Cyber attacks and data security breaches have become a recurring trend in today’s society—just ask Facebook’s, Mark Zuckerberg. This year alone, there have been well over 100 noteworthy data breaches or leaks across a broad spectrum of industries, including major brands such as Blackrock Inc., Instagram, Dunkin Donuts, and Fortnite1. While the larger breaches have propelled the emerging topic of cyber liability insurance into the limelight, businesses everywhere are faced with a compelling question: is cyber liability insurance really worth the investment?
As breaches become more common and destructive, organizations are still perplexed about coverage and, ultimately, uncertain if cyber insurance is a necessity. In this era of increasing regulation and public awareness of data security risks, you don’t want to risk critical information falling into the wrong hands. In a 2019 study by the Ponemon Institute and IBM, the average global cost of a data breach is $3.9 million, and a staggering $8.19 million in the United States. Securing protection for your customers and employees should be of the utmost importance.
What does this mean for the future of your business?
The landscape of technology is rapidly evolving. This means that the threats and liabilities businesses face, such as cyber-crime, will only increase. By assessing your business’ risks, you can be more prepared if an attack were to happen. But, the real question should be about the magnitude of a data breach. If it were to happen, how bad would it be? Here are some things to consider when deciding if cyber insurance is right for your business.
Is your business prepared for a cyber attack? How do you know?
What are your risks?
Would an attack create disastrous problems or simply be a minor setback? (Note: Even for small businesses, rarely are cyber breaches minor setbacks.)
Why would cybercriminals want your data?
Pro tip: Small or large, cyber attackers prey on the easiest targets with the weakest security.
The true cost of a cyber attack
The cost of a cyber breach goes beyond fines and remediation costs, and can also include:
Business Interruption—cyber breaches can force businesses to temporarily stop operations while investigations take place.
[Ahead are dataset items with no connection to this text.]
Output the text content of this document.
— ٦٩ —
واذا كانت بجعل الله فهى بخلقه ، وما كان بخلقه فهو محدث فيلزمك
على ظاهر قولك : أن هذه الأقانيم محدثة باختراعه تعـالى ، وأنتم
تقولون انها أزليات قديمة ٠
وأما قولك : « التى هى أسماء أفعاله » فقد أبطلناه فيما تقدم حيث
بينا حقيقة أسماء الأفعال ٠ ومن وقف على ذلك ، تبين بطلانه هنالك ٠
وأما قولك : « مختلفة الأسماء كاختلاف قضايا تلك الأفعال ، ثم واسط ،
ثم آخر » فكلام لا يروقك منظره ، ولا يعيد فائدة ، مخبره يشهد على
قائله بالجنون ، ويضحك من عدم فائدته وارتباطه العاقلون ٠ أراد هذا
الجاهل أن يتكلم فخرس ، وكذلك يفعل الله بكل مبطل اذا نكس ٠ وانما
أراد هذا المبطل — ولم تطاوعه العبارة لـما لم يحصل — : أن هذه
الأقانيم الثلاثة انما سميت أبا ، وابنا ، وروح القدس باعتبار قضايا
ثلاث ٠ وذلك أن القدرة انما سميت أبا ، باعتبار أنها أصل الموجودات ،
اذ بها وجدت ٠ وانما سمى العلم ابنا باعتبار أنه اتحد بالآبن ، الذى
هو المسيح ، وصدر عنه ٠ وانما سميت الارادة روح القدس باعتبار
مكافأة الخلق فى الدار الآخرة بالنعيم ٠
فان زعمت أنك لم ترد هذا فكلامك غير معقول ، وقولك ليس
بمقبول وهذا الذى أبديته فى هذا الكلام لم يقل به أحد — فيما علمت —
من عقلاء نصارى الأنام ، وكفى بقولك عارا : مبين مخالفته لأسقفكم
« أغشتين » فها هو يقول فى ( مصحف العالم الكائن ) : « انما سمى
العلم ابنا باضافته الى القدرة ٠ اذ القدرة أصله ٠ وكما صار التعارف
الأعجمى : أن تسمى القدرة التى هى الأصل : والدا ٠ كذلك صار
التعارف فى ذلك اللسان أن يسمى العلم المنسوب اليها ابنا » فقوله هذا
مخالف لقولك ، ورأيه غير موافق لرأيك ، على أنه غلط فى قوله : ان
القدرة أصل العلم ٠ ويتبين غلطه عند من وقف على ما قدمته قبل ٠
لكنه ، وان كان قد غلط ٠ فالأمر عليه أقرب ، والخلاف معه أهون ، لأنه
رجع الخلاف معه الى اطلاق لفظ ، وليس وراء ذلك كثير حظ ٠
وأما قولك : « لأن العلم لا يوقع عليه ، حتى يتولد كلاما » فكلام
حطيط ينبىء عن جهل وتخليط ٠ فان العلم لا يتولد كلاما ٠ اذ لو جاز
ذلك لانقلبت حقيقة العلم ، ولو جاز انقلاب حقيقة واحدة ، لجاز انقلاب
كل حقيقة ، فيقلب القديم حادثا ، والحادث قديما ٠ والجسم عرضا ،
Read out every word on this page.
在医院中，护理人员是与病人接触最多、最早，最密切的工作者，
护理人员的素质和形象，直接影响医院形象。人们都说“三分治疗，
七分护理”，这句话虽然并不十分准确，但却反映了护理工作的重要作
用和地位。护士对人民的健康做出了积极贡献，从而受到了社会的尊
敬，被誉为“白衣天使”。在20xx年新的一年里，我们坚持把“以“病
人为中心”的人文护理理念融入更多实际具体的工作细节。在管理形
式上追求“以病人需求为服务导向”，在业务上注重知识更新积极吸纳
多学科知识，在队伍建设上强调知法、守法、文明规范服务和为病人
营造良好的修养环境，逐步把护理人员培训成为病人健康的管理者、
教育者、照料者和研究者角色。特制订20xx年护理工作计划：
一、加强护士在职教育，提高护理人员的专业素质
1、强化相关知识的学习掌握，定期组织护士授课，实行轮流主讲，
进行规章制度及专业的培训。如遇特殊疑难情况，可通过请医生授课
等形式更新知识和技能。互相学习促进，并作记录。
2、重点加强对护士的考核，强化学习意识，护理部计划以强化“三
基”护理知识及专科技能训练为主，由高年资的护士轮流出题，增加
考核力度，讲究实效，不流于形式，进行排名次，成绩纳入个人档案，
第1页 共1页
This, in turn, causes decreases in profits, brand reputation, and customer/employee confidence.
Security Overhauls—once a breach occurs, your company may look into updating or implementing new security measures. Additional resources are spent on new software, installation, and training. And, while security measures should be proactively put in place, the cost of retroactively upgrading security protocols can prove to be even more expensive.
Business Closures—unfortunately, for those who are not prepared, cyber attacks can often lead to a complete shut-down of business operations. The time and resources spent trying to recuperate takes a large toll on the business’ finances.
As a business owner or leader, it’s important to determine if you could afford to pay for the resulting consumer claims and other requirements that could result from a cyber attack because, unfortunately; it’s not a question of ‘if’ your business will be attacked, but ‘when.’ While cyber liability insurance will not enhance your cyber prevention software or keep your passwords and sensitive information from being hacked, it will assist you in the case of a data breach, allowing you to quickly act and resolve the situation.
Every business should consider their exposure level in the event that sensitive data is compromised in a breach of data security. Stolen company laptops, deceptive employees, and hacker breaches can compromise the records of your clients and their sensitive information. So, is cyber liability insurance worth it? The short answer is yes.